Okumamış ya da duymamış olanlar için Açlık Oyunları isimli kitabın konusu kısaca şöyle:
Bir zamanlar Kuzey Amerika olarak bilinen bir yerin yıkıntıları içerisinde Panem ulusu yaşamaktadır. Başkent Capitol'ün etrafında 12 bölge bulunmaktadır. Capitol şiddetli ve acımasızdır ve bölgeler bir hat boyunca sıralanmıştır. Onların her biri her yıl yapılan Açlık Oyunları'na katılmak zorundadır.Yarışma için her bir bölgeden yaşları 12 ila 18 arasında değişen birer erkek ve bir kız çocuğu göndermek durumundadır. Açlık Oyunları TV'den canlı yayınlanan ölümüne bir kavgadır. Bu ölümcül oyunu daha vahşi kılmak, eğer istedikleri gibi değilse gidişatı daha da heyecanlandırmak için birbirinden ölümcül ve leş diye tanımlanabilecek dış etkenler ile oyunu canlandıran bir ekip var: Oyun Kurucular.
İşte bizimle de böyle oynayan Oyun Kurucular var sanki. Bakıyorlar ki gündem fazla ısındı ve kendi çıkarları (=Capitol'ün çıkarları) için hiç de faydalı değil hooop yeni bir bomba düşürüveriyorlar ortaya. Toplumsal hafızasını yitirmeye yüz tutmuş bizler de hemen ağzımızı açıp bu yeni "bomba" hakkında başlıyoruz konuşmaya, tartışmaya, ağlamaya, dert yanmaya, söylenmeye, dizlerimizi dövmeye. Tam arkasından hırs, heyecan, isyan gelmek üzereyken daha büyük bir "bomba" atılıyor bu sefer. Pat! eskiyi unutup yeni oyuncakla oynamaya başlıyoruz.
Dönüp bir bakın son aylarda hatta günlerde değişen gündeme. Her şey o kadar hızlı ki! Anlam veremiyorum ben bize. Nasıl oluyorda o kadar canımızı acıtan ya da gündemimizi meşgul eden olayları bir anda aklımızdan atabiliyoruz? Ne veriyorlar bize acaba?

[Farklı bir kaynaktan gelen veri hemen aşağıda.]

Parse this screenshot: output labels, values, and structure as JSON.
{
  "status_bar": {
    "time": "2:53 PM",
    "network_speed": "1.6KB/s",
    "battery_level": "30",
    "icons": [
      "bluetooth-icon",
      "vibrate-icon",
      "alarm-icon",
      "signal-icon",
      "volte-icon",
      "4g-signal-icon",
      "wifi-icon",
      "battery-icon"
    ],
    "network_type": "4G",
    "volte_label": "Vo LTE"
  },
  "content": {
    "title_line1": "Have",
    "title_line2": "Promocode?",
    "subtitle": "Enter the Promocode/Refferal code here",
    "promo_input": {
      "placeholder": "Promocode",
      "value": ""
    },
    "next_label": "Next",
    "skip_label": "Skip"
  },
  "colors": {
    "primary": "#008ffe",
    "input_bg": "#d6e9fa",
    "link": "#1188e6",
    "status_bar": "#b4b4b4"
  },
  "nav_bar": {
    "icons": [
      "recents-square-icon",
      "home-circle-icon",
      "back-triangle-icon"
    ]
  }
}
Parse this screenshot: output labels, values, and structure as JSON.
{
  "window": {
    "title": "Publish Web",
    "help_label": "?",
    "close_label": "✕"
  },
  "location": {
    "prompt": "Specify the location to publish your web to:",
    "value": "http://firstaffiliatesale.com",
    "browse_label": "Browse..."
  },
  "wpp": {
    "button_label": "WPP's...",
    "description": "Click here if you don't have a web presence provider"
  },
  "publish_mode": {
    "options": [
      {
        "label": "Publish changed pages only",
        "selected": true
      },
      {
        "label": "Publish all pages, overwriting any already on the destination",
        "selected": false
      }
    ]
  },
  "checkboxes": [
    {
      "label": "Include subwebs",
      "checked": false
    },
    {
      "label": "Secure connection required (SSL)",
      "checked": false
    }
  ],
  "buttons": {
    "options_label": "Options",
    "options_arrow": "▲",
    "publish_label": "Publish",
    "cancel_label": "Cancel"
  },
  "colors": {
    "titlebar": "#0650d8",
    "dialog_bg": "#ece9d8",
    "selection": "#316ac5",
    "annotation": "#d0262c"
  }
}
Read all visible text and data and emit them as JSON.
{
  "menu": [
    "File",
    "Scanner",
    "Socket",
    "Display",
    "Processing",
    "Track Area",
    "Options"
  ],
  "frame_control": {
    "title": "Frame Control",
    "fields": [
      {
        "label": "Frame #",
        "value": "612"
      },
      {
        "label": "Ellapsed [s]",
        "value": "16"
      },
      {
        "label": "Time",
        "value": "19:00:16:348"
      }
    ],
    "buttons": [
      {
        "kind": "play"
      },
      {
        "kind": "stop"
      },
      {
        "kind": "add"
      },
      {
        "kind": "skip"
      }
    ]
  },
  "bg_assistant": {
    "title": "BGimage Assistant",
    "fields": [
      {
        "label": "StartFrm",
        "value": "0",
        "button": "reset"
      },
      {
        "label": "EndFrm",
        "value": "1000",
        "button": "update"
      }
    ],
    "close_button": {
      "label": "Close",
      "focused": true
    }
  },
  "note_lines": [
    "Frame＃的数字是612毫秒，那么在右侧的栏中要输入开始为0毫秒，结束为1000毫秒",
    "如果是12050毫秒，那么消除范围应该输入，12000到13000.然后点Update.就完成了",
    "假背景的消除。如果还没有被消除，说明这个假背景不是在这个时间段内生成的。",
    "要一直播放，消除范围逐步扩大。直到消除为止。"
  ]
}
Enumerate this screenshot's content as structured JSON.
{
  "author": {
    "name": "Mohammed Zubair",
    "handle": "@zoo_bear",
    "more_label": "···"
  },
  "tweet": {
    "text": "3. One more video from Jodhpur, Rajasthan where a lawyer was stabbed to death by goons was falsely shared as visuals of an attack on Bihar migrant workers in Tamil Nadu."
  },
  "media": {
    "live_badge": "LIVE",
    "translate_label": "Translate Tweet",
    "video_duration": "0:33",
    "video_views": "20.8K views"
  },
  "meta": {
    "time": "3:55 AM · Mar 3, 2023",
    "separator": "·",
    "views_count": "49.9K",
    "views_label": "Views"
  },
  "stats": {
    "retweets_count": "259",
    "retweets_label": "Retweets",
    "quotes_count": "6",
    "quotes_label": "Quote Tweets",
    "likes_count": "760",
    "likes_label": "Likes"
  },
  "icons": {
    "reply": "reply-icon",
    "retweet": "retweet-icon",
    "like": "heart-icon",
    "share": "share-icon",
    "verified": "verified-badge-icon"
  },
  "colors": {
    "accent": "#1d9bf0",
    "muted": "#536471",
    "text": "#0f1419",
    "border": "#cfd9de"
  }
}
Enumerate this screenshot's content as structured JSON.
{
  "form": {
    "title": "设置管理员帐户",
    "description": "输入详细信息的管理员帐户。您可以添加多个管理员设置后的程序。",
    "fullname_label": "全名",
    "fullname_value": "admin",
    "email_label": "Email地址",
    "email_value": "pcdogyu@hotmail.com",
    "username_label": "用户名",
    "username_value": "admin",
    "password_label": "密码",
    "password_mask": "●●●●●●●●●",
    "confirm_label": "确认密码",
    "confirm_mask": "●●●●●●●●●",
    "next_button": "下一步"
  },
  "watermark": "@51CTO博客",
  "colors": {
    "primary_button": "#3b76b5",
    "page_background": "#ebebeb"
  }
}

Sadece bir kaç gündem maddesi yazmak istiyorum.
- Ergenekon Davası
- Domuz Gribi
- Sel Felaketi
- Demokratik Açılım
- Doğalgaz Zammı
- GDO'lu Ürünler ile ilgili Yasa Uygulaması
- Kozmik Oda
- Arınç Suikast Girişimi
- İstanbul 2010
Bugün 19 Ocak 2009. Yukarıdaki gündem maddelerine ilk anda giremeyecek kadar eskidi, eskitildi. Üstüne o kadar çok "bomba" geldi ki ... Hrant Dink, hani bir zamanlar hepimizin "olduğu" Hrant Dink öleli 3 yıl oldu. Sokaklara döküldük milletçe, ağladık, suikast görüntülerine inanamadık, üstüne örtülen gazeteye bakamadık hani...Neler oluyor bu memlekete dedik aynen şimdi dediğimiz gibi.
Bunu bile yaşayacak kadar fırsat vermediler hemen yeni "büyük bomba" Ağca geliverdi gökten. Yukarıya bilerek yazmadım. Korktum buraya gelene kadar o da unutulur diye. Şimdi buna inanamıyoruz. Söyleniyoruz. Küfrediyoruz. Bazılarımız lanet ediyor hatta. Ama ne olacak sonra? Haftasonu nereye gitsek acaba planları ile birlikte muhtemelen bu da gidecek...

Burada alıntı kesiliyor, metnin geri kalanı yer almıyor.